Javier Bardem, who was unforgettable as a chilling psychopathic killer with weird haircut in “No Country for Old Men”(2007), won Cannes Best Actor award in last year and got the Oscar nomination for Best Actor early in this year for his restrained but deeply sincere performance in this movie. With the gloomy face telling us a lot about his complex character, Bardem effortlessly grabs our attention throughout the film while embodying Uxbal’s pain and sorrow. Even when the movie meanders from time to time, his performance does not lose our attention, and it diligently carries the movie to the inevitable somber ending waiting for Uxbal.

 “Biutiful” is the first work written by Alejandro González Iñárritu himself. Unlike his three previous movies written by Guillermo Arriaga, the movie sticks to one character instead of going back and forth between multiple plots and characters. At first, it seems to be lack of direction, but the movie slowly builds the story around Bardem, and the cinematographer Rodrigo Prieto captures some beautiful moments on the screen while realistically presenting the seedy sides of Uxbal’s daily life. The supporting actors surrounding Bardem hold their respective places well, and Maricel Álvarez is especially notable as Uxbal’s troublesome ex-wife Marambra. There is still some affection between Uxbal and Marambra, and it may be possible that they can be happy together with their children again, but her uncontrollable nature is always a wedge between them.

The movie has noticeable flaws in the story. At times, it struggles hard while trying not to show that it struggles hard in its restrained approach.
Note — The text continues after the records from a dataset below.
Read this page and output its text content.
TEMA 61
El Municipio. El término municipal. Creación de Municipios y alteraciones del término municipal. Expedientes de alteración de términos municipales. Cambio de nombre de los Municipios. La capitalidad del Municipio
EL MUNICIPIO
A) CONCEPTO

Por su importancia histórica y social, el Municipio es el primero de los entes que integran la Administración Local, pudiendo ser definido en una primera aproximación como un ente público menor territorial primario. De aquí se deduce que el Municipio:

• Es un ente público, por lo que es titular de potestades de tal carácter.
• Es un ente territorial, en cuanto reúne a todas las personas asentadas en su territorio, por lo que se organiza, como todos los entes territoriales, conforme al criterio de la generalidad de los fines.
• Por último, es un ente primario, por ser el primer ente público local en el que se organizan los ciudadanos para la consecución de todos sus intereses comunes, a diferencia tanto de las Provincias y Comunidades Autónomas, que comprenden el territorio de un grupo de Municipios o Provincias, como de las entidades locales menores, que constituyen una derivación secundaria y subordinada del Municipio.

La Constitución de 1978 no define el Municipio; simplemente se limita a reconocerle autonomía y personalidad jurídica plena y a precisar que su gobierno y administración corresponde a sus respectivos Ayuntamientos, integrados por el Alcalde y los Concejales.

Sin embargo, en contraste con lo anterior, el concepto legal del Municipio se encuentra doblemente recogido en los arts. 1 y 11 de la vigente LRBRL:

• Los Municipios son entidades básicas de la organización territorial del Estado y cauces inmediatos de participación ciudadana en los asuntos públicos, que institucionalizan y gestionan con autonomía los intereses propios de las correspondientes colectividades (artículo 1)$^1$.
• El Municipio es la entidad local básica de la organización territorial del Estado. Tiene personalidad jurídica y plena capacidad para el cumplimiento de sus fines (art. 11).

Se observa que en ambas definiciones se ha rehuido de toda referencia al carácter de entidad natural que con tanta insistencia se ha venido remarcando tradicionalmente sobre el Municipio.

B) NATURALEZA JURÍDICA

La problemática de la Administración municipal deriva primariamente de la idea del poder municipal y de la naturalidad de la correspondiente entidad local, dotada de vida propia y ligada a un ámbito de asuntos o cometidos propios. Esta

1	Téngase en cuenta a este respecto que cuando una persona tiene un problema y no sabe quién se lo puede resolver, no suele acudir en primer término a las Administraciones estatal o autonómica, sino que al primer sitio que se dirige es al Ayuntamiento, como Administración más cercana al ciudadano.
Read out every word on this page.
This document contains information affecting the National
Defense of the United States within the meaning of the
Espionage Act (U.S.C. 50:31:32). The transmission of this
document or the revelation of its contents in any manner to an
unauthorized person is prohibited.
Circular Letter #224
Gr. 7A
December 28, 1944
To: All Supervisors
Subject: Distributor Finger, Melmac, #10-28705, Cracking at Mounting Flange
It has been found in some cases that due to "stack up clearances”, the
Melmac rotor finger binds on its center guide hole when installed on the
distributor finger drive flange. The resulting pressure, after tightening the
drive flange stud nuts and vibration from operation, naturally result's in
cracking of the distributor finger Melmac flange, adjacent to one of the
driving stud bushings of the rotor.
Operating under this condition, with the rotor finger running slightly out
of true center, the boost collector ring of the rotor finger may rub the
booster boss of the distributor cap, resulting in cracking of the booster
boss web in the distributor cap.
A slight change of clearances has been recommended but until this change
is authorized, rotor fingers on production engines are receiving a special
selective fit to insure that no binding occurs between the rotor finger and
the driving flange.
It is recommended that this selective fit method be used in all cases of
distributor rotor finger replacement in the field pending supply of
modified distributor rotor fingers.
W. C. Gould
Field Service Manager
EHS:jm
Its running time, more than 140 minutes, is a little too long; it might be boring for some audiences because there is not much change in Uxbal’s life or in him even when he has few days left. There are surely lots of things to show and tell to us, but the movie is not coherent as a whole. As shown in its ending, the movie indeed has the sincerity from Iñárritu, but it is less powerful than Iñárritu’s stronger films like “Babel”(2006) or “Amores perros”(2000). In my personal opinion, a recent South Korean movie “The Journal of Musan”(2010), a similar movie about a lonely man struggling at the bottom of the society day by day, is more powerful and suspenseful for the his decency is more fragile than Uxbal’s.

Though it requires some patience, “Biutiful”, which will be soon released in South Korean theaters in this month, is still worthwhile to watch. This is a sad, grim drama about a man who tries to go on while knowing that he is losing with little time left for him – and Bardem’s moving performance will linger on your mind like a small candle with its light slowly dying in the bottom of the darkness. He is worried, but he cannot afford to worry about himself even at the end.